6. Appraisal/approval of PPPAC

(a) Invitation to submit financial bids (RFP) should include a copy of all the agreements that are proposed to be entered into with the successful bidder. The sponsoring ministry needs to get the draft RFP cleared by the PPPAC before inviting the financial bids.

(b) The proposal for seeking PPPAC clearance is to be sent to the PPPAC secretariat along with copies of all draft project agreements and the project report.

(c) The plan panel forwards its ‘appraisal note’ to the PPPAC secretariat. The ministry of law and any other ministry involved will also forward comments to the PPPAC secretariat within the stipulated time period. The PPPAC secretariat will forward all the comments to the sponsoring ministry for submitting a written response to each of the comments.

(d) The concession agreement and supporting documents, along with the PPPAC memo, will be submitted for consideration of PPPAC. The PPPAC will take a view on the ‘appraisal note’ and on the comments of different ministries, along with the response from the sponsoring ministry.

(e) The PPPAC either recommends the proposal for approval of the ‘competent authority’ (with or without modifications) or request the sponsoring ministry to make necessary changes.

(f) Once cleared by the PPPAC, the project is put up to the ‘competent authority’ for final approval.
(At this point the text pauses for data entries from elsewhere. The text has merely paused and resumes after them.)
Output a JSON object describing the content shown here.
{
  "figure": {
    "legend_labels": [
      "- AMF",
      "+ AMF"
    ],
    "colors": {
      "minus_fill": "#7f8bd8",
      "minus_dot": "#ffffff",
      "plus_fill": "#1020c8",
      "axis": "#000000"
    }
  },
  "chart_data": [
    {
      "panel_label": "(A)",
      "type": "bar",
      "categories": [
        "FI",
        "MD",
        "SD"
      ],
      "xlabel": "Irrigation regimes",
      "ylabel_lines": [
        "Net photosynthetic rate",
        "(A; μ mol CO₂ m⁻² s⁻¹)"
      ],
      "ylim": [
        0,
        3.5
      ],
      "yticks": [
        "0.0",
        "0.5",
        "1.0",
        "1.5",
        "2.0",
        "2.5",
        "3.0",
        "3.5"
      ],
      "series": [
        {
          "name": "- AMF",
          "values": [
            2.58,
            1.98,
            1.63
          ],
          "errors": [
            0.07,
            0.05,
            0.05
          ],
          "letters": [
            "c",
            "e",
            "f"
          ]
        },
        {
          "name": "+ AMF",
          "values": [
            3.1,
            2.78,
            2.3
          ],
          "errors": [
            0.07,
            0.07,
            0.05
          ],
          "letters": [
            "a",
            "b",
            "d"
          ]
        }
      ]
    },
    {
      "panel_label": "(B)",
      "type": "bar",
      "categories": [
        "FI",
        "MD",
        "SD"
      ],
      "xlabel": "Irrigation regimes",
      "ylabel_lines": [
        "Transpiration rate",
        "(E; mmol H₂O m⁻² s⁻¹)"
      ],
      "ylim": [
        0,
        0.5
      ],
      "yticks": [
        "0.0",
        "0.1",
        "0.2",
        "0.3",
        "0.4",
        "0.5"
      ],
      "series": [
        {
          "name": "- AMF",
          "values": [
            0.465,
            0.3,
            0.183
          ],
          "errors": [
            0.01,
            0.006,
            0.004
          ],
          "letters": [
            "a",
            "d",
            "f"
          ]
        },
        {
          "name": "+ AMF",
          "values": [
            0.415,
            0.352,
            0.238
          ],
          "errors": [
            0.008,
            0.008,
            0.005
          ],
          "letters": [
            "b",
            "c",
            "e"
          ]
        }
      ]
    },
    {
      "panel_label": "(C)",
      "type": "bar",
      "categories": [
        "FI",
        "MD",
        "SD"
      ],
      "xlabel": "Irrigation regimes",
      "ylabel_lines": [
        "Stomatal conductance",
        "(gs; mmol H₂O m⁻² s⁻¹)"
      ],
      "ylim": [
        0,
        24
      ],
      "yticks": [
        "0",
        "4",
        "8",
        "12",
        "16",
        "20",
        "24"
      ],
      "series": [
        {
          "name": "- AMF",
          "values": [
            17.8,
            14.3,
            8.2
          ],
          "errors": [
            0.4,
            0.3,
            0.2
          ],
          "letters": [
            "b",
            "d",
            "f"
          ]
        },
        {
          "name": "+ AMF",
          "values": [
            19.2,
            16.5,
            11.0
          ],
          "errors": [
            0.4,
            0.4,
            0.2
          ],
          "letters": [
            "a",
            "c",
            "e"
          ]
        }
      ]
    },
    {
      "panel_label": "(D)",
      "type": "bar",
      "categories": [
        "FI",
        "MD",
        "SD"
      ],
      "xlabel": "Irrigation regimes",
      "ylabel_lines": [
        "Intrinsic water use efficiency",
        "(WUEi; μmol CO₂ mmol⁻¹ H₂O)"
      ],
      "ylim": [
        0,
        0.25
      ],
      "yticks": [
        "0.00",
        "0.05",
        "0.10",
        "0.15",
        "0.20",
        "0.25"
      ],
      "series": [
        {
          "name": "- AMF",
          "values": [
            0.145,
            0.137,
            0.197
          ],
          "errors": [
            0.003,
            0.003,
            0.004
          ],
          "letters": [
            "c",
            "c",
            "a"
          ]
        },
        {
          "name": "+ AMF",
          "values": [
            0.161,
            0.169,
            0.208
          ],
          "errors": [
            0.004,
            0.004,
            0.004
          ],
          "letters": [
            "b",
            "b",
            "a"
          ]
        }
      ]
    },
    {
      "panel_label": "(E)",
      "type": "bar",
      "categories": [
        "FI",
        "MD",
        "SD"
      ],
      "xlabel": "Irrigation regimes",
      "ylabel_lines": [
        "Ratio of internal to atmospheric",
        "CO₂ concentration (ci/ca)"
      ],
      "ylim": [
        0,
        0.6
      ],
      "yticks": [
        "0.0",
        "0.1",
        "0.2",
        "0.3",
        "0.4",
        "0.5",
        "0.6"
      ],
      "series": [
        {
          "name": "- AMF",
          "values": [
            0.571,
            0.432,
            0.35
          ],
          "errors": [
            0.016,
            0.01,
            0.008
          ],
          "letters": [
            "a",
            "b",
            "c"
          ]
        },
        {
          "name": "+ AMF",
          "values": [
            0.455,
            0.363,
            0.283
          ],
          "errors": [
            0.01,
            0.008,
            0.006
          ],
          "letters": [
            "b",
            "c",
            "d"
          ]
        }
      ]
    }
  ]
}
7. Invitation of bids (RFP): Financial bids are invited after final approval of the ‘competent authority’, but can also be invited after PPPAC clearance. (For Rs 75 crore-Rs 150 crore project cost, the ‘competent authority’ is the minister in charge of the sponsoring ministry and the minister of finance. For a project costing Rs 150 crore or more, the competent authority is the CCI.)

(B) The evaluation and approval of PPPs that cost less than Rs 100 crore is as follows.

Type of proposal

Financial limits

Appraisal forum

Approval forum

All PPP projects of central ministries and PSUs

Less than Rs 25 crore

The sponsoring ministry or department

Secretary of the ministry or department

From Rs 25 crore to Rs 100 crore

Standing finance committee or SFC*

Minister in charge

*The SFC consists of the sponsoring ministry’s secretary in the chair and the financial adviser and a joint secretary as members; also included is a representative of the department of legal affairs of the ministry of law.